Another important task for TEM investigations is to follow the changes in the electric and electronic properties of charged and discharged material. Electron Energy Loss Spectrometry (EELS) is used in order to determine e.g. the Li-ion content of the crystallite or the dielectric constant of the material at different stages of charging (see Figure 2).The repetitive insertion and excerption of the ions into the crystal causes dilatation and contraction of the structure and thus, over time, the crystal structure is damaged. Using TEM the structural mechanisms of the damage process can be studied on the atomic scale. In some materials the Li-ions can only diffuse along particular crystallographic directions. In this case only TEM investigations can reveal why strongly anisotropic crystals of some materials show an unexpected high electrochemical activity and crystals with more isotropic morphology of the same material do not.


Another effect under investigation is the charge compensation processes within the batteries. The core energy loss region of an EELS spectrum provides information regarding the excitation of the electrons at the from the deep lying core states. These excitations provide information regarding the partial density of unoccupied states. The differences in the pre-edge peak of the O K edge indicate the formation of holes in the Oxygen 2p states with delithiation. The charge compensation process involves both Fe and O ions. The oxidation state of the Fe ion changes with delithiation and holes are formed at the O sites.


[1] P. Kubiak, M. Pfanzelt, J. Geserick, U. Hörmann, N. Hüsing, U. Kaiser and M. Wohlfahrt-Mehrens
Electrochemical Evaluation of Rutile TiO2 Nanoparticles as Negative Electrode for Li-ion Batteries
Journal of Power Sources, 194, 1099 – 1104 (2009)

[2] Michael Kinyanjui
Electronic properties and structural properties of Li (1 - chi) FePO 4 (X = 0 , 0.5 ,1)
Ph.D. thesis (2010)

Fig. 1 Cs-corrected HRTEM images of carbon coated TiO2 nanoparticles taken at 80 kV acceleration voltage. a) HRTEM image of the whole particle.
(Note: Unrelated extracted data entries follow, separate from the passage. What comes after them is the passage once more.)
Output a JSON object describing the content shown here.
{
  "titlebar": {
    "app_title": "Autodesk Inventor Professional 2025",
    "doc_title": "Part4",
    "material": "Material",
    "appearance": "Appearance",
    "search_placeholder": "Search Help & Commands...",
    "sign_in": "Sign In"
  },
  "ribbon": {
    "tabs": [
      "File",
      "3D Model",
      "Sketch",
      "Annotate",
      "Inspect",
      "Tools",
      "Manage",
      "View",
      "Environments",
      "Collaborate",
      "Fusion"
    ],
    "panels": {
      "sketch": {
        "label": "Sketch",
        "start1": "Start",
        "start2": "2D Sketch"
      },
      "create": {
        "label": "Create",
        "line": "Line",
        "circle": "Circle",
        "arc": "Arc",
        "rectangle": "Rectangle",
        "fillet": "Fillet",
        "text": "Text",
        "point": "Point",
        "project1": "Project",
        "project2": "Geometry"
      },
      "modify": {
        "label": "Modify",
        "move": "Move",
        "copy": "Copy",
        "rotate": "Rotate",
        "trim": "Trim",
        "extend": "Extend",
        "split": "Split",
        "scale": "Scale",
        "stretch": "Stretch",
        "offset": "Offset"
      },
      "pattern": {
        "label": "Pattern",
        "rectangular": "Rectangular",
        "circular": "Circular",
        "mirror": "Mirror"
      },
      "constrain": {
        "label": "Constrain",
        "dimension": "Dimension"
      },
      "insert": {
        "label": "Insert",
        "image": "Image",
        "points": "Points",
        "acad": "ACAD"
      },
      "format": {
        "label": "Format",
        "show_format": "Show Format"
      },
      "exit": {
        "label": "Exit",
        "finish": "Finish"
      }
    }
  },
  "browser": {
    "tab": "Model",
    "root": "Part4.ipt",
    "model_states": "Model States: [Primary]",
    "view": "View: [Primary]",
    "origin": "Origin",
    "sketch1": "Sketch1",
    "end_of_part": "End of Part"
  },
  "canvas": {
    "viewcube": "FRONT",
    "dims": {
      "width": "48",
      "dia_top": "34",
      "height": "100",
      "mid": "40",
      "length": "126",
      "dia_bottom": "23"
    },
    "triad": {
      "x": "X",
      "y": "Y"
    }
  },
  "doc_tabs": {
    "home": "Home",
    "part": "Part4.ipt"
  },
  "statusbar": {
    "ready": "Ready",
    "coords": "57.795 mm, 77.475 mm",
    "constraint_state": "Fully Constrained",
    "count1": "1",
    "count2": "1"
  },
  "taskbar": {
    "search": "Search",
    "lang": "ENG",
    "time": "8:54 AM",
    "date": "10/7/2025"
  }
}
The arrows point to the details shown in the enlargments. b) and c) HRTEM images of the details marked by the arrows [1].
Fig. 2 Core-loss EELS spectra of LiFePO4 and LiPO4. a: Core-loss spectra of the Fe L2,3 edge, showing a shift due to the change of the oxidation state from Fe4+ to Fe3+.
Fig. 2 Core-loss EELS spectra of LiFePO4 and LiPO4. b: Core-loss spectra of the O K edge, showing differences in the pre-edge peak, see inset, between LiFePO4 and FePO4 [2].